Hitachi and OpenAI partner on AIDC power infrastructure: Hitachi will supply power transmission, distribution, and cooling infrastructure for OpenAI’s expanding data center network. The move underscores how AI growth now depends as much on physical and electrical infrastructure as on chips or algorithms, bringing traditional industrial firms deeper into the AI ecosystem. It comes after two mammoth OpenAI deals (between NVIDIA and ARM) were announced – signaling continued rapid infrastructure buildout by the company.
Schneider and NVIDIA are working together on AI data center reference designs: Schneider Electric and NVIDIA have released new reference designs that integrate power, cooling, and IT systems for NVIDIA’s GB200 and NVL72 clusters.

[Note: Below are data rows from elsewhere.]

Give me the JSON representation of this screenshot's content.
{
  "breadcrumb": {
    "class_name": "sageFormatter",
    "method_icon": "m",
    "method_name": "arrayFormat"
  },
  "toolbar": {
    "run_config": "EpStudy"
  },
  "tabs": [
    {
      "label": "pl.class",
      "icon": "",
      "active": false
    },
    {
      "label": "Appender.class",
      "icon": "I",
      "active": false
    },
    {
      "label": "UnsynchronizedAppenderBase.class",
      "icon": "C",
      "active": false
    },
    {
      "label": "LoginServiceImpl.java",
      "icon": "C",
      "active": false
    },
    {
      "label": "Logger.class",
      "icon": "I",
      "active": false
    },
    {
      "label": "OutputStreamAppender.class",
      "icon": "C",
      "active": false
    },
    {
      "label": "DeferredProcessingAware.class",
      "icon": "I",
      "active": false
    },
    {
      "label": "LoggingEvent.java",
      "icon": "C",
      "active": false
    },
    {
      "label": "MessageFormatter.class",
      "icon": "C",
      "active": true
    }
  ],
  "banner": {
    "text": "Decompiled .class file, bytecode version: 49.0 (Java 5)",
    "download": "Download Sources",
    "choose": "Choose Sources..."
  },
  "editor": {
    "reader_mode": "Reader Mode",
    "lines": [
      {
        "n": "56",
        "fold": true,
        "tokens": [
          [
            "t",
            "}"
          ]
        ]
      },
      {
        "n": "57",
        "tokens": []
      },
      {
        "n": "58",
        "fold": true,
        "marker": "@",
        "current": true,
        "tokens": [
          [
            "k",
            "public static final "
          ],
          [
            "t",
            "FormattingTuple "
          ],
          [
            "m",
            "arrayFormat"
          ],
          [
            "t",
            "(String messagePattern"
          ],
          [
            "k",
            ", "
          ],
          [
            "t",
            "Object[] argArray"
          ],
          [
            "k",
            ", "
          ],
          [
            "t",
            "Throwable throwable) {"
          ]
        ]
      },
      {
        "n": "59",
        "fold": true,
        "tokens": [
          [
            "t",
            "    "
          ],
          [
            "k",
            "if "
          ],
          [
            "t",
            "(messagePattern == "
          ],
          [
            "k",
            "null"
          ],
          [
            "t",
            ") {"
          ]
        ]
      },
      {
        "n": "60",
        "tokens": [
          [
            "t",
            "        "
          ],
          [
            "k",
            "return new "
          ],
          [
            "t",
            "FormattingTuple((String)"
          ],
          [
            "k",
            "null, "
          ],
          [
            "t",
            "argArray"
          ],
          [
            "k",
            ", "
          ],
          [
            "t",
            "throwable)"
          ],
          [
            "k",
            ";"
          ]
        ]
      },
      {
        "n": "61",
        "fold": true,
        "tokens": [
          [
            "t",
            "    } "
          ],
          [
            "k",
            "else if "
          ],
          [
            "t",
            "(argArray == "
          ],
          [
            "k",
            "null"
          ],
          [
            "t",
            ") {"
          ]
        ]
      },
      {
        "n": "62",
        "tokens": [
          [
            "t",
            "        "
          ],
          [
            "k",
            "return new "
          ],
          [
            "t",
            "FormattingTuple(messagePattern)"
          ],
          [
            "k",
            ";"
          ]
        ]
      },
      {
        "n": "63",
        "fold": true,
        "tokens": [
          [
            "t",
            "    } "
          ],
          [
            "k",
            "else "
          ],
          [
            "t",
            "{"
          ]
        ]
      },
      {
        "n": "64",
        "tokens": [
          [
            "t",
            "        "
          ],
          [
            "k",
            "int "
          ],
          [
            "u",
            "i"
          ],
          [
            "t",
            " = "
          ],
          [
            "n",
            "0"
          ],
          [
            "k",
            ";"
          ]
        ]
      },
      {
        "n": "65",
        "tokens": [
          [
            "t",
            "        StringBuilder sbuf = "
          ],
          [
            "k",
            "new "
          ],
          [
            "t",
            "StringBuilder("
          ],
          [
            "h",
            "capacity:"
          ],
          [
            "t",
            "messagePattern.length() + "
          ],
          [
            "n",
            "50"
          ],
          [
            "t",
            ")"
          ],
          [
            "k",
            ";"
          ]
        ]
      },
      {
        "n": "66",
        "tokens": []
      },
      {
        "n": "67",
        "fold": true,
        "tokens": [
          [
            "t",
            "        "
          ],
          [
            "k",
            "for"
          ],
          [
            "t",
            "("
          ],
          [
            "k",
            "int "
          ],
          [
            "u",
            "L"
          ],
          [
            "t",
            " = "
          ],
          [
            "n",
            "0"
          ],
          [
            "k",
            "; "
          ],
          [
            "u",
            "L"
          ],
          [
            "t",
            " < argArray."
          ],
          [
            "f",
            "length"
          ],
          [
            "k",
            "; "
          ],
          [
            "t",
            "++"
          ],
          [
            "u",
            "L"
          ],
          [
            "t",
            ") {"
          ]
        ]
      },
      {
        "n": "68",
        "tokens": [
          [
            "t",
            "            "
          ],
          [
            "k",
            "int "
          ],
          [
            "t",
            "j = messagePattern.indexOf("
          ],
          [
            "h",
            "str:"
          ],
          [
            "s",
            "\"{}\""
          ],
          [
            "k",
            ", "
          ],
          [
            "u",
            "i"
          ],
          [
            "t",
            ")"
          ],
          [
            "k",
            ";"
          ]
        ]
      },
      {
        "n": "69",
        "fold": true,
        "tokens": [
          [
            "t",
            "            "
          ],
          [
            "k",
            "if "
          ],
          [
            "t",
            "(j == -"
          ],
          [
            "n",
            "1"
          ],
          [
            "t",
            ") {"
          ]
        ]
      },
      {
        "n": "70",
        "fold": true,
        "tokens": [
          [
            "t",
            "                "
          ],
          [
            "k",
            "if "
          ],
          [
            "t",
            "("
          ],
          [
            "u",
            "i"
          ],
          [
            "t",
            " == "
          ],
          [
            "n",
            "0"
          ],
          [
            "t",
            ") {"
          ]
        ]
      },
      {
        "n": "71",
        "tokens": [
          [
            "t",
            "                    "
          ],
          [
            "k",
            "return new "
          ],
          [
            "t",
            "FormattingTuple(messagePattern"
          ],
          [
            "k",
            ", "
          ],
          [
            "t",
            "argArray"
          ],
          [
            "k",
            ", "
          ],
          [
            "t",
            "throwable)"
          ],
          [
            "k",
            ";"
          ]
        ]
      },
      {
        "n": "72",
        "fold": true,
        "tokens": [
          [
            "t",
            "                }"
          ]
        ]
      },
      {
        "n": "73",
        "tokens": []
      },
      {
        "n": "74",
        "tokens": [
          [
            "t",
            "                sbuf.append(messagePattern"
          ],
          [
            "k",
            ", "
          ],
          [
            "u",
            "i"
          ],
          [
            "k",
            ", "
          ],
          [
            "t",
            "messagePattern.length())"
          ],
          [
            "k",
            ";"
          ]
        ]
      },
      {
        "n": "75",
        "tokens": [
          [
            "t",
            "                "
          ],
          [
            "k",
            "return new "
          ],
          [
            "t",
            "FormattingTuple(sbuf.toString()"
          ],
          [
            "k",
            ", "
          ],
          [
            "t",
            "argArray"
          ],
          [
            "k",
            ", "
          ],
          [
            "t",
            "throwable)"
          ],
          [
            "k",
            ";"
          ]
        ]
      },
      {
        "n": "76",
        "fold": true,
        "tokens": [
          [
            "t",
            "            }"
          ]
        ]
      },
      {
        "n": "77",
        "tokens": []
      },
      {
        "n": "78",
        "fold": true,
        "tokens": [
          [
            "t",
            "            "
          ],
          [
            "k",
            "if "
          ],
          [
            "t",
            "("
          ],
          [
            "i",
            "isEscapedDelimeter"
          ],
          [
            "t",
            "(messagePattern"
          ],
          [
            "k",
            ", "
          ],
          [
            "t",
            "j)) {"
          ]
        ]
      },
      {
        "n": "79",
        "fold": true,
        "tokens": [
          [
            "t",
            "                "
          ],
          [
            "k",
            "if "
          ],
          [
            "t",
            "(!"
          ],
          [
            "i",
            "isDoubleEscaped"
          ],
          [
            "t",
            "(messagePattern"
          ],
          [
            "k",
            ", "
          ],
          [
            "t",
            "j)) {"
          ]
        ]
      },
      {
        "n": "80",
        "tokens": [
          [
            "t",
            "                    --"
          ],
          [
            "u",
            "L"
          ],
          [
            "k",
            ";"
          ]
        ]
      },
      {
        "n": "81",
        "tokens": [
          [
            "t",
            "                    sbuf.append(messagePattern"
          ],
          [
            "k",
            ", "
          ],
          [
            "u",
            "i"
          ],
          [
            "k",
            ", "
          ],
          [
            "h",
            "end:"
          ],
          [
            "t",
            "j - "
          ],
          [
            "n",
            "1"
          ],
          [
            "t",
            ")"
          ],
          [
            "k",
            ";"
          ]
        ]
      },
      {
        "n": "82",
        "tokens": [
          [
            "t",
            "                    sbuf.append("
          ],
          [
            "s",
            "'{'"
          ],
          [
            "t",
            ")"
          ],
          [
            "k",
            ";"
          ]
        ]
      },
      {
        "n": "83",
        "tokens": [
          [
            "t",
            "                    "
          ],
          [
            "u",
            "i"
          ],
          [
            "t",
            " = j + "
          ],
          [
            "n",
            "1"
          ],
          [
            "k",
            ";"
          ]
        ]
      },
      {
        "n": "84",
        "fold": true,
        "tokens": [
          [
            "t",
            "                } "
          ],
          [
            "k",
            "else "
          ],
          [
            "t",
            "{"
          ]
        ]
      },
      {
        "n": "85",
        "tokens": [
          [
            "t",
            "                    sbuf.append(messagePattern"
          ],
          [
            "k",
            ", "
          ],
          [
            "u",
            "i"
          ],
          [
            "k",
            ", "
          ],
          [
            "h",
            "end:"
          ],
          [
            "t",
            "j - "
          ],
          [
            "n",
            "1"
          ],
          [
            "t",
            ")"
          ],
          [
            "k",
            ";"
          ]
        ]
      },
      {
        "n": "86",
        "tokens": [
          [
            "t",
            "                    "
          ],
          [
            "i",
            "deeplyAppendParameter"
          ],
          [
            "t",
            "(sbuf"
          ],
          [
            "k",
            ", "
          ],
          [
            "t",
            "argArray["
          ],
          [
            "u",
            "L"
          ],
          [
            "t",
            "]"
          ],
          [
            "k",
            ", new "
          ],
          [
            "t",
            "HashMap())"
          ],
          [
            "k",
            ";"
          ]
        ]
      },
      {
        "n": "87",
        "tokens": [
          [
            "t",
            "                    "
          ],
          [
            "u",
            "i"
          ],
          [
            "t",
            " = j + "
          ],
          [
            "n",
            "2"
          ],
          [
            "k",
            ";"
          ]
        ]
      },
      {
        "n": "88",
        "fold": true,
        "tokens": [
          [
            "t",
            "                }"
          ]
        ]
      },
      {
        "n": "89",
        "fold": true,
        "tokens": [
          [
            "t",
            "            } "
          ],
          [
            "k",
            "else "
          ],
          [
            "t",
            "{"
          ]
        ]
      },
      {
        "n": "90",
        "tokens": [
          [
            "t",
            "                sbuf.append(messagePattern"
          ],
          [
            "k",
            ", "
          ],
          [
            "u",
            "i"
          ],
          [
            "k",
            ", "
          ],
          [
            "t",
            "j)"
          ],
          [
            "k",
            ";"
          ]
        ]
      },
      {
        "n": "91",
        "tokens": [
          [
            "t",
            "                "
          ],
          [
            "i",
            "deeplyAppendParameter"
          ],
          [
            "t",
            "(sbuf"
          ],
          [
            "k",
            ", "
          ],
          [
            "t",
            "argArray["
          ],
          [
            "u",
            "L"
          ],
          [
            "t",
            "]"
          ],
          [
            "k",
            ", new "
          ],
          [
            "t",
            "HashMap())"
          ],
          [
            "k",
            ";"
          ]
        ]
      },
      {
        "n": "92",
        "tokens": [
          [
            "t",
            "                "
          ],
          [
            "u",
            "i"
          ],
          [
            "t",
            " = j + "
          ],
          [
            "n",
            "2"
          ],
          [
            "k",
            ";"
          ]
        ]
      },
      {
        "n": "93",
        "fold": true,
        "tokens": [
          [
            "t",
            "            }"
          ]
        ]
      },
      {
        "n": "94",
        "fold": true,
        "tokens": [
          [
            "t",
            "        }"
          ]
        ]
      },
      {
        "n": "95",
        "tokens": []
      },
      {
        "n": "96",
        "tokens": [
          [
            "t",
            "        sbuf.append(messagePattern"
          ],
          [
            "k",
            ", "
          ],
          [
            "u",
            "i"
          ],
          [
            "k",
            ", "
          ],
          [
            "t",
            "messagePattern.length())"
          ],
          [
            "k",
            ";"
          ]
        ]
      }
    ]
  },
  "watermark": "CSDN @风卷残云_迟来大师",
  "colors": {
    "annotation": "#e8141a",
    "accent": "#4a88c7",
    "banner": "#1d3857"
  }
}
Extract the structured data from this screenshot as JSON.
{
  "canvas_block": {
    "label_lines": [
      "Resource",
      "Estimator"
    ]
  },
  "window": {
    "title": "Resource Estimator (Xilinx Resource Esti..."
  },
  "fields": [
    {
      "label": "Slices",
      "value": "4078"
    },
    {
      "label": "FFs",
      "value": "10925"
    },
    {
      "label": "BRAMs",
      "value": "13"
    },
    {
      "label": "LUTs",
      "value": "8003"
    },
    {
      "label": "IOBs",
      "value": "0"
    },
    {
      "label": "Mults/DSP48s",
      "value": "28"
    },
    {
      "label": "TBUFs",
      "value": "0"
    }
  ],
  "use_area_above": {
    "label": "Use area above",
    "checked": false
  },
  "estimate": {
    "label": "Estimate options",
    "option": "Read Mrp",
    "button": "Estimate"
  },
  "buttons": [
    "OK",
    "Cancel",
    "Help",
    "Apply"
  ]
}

By standardizing how large AI data centers are built, the partnership could make deployments faster, cheaper, and more energy-efficient, which could be essential as demand for compute capacity continues to surge.
Carrier debuts ‘QuantumLeap’ cooling in APAC: At Data Centre World Asia, Carrier launched a hybrid liquid–air cooling platform with predictive controls tailored for high-density AI racks. The system targets Asia’s rapidly growing AI data center market, where power and heat management are becoming defining limits on expansion.